Better security and smart locks
It used to be that every employee needed an rfid card or set of keys to get into a secure office building. This meant that every new hire needed to have their own personalized id card and that the employer needed to remember to deactivate the specific id card for every new fire.
With smart locks, one can simply grant access to an employee’s email account and then have them use a bluetooth enabled app to communicate with the smart lock. For instance, August smart locks allow employers to grant easy access and also monitor when the lock was opened and who opened it.
In addition to smart locks, internet connected sensors allow for all sorts of general security. In addition, some hubs such as smartthings allow one to subscribe to security services such as scout, to enable security. With a smart security, you lose the risk of keys being duplicated, lost, or having to replace locks every time an employee leaves.
One way you can end employee feuds over the thermostat is by handing over the control to a smart device. An interesting and cost saving benefit of the internet of things age is the ability to set the thermostat temperature based on certain events. Popular thermostats that allow integrations are Nest Thermostat, Ecobee and Honeywell Wifi enabled thermostats.

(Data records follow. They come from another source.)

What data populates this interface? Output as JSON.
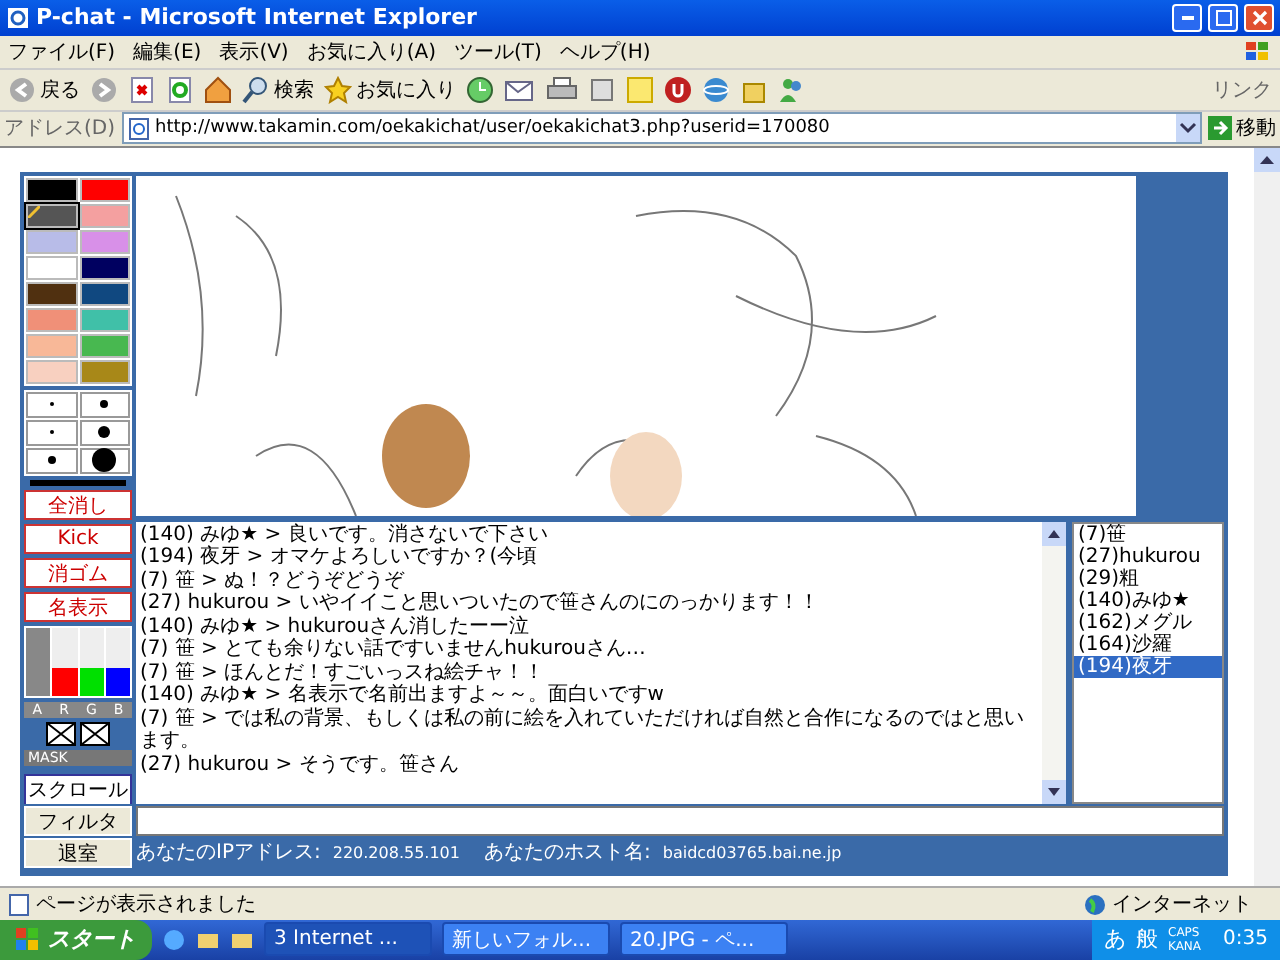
{
  "window": {
    "title": "P-chat - Microsoft Internet Explorer"
  },
  "menu": [
    "ファイル(F)",
    "編集(E)",
    "表示(V)",
    "お気に入り(A)",
    "ツール(T)",
    "ヘルプ(H)"
  ],
  "toolbar": {
    "back": "戻る",
    "search": "検索",
    "favorites": "お気に入り",
    "links": "リンク"
  },
  "address": {
    "label": "アドレス(D)",
    "value": "http://www.takamin.com/oekakichat/user/oekakichat3.php?userid=170080",
    "go": "移動"
  },
  "palette": [
    {
      "color": "#000000",
      "selected": false
    },
    {
      "color": "#ff0000",
      "selected": false
    },
    {
      "color": "#555555",
      "selected": true
    },
    {
      "color": "#f4a0a0",
      "selected": false
    },
    {
      "color": "#b8bce8",
      "selected": false
    },
    {
      "color": "#d890e8",
      "selected": false
    },
    {
      "color": "#ffffff",
      "selected": false
    },
    {
      "color": "#000060",
      "selected": false
    },
    {
      "color": "#503010",
      "selected": false
    },
    {
      "color": "#104880",
      "selected": false
    },
    {
      "color": "#f09078",
      "selected": false
    },
    {
      "color": "#40c0a8",
      "selected": false
    },
    {
      "color": "#f8b898",
      "selected": false
    },
    {
      "color": "#48b850",
      "selected": false
    },
    {
      "color": "#f8d0c0",
      "selected": false
    },
    {
      "color": "#a88818",
      "selected": false
    }
  ],
  "tool_buttons": [
    "全消し",
    "Kick",
    "消ゴム",
    "名表示"
  ],
  "sliders": [
    {
      "label": "A",
      "color": "#888888",
      "level": 1.0
    },
    {
      "label": "R",
      "color": "#ff0000",
      "level": 0.4
    },
    {
      "label": "G",
      "color": "#00e000",
      "level": 0.4
    },
    {
      "label": "B",
      "color": "#0000ff",
      "level": 0.4
    }
  ],
  "mask_label": "MASK",
  "scroll_button": "スクロール",
  "chat": [
    "(140) みゆ★ > 良いです。消さないで下さい",
    "(194) 夜牙 > オマケよろしいですか？(今頃",
    "(7) 笹 > ぬ！？どうぞどうぞ",
    "(27) hukurou > いやイイこと思いついたので笹さんのにのっかります！！",
    "(140) みゆ★ > hukurouさん消したーー泣",
    "(7) 笹 > とても余りない話ですいませんhukurouさん…",
    "(7) 笹 > ほんとだ！すごいっスね絵チャ！！",
    "(140) みゆ★ > 名表示で名前出ますよ～～。面白いですw",
    "(7) 笹 > では私の背景、もしくは私の前に絵を入れていただければ自然と合作になるのではと思います。",
    "(27) hukurou > そうです。笹さん"
  ],
  "users": [
    {
      "name": "(7)笹",
      "selected": false
    },
    {
      "name": "(27)hukurou",
      "selected": false
    },
    {
      "name": "(29)粗",
      "selected": false
    },
    {
      "name": "(140)みゆ★",
      "selected": false
    },
    {
      "name": "(162)メグル",
      "selected": false
    },
    {
      "name": "(164)沙羅",
      "selected": false
    },
    {
      "name": "(194)夜牙",
      "selected": true
    }
  ],
  "filter_button": "フィルタ",
  "exit_button": "退室",
  "ip": {
    "label": "あなたのIPアドレス:",
    "value": "220.208.55.101"
  },
  "host": {
    "label": "あなたのホスト名:",
    "value": "baidcd03765.bai.ne.jp"
  },
  "status_bar": {
    "text": "ページが表示されました",
    "zone": "インターネット"
  },
  "taskbar": {
    "start": "スタート",
    "tasks": [
      "3 Internet ...",
      "新しいフォル...",
      "20.JPG - ペ..."
    ],
    "ime": [
      "あ",
      "般"
    ],
    "caps": "CAPS",
    "kana": "KANA",
    "clock": "0:35"
  }
}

One of the most interesting uses of smart heating and cooling was by Italian architect, Carlo Ratti. He designed a system that uses sensors to monitor the location of employees, which then triggers heating, lighting, or cooling. The building management system (BMS) can tell the lights to switch off if a room is empty, and heat meeting rooms just before they are due to be occupied. Now that’s a smart office!
One important benefit is the ability to control lights through smart hubs such as Philips Hue. Hue integrates with Smartthings and other hubs so that you can set up routines or triggers to controls when and where your lights come on. So for instance, if your office is empty, you can have your hue lights turn off so that you’re not lighting an empty office.
Challenges of IoT in the office
There’s definitely a learning curve with operating multiple connected devices. Challenges could arise with team members not knowing how to effectively use the technology or additional costs in IT staff to help.
Before investing and implementing any smart technology in your office design, make sure it’s filling a need. Unnecessary applications can potentially slow down your workflow if the need wasn’t there in the first place.
This really is only the beginning of IoT technology being used to smarten office design. As the technology advances, we expect many applications will save money by freeing workers from tasks that take up a lot of their time. What kind of smart technology are you looking forward to in your office?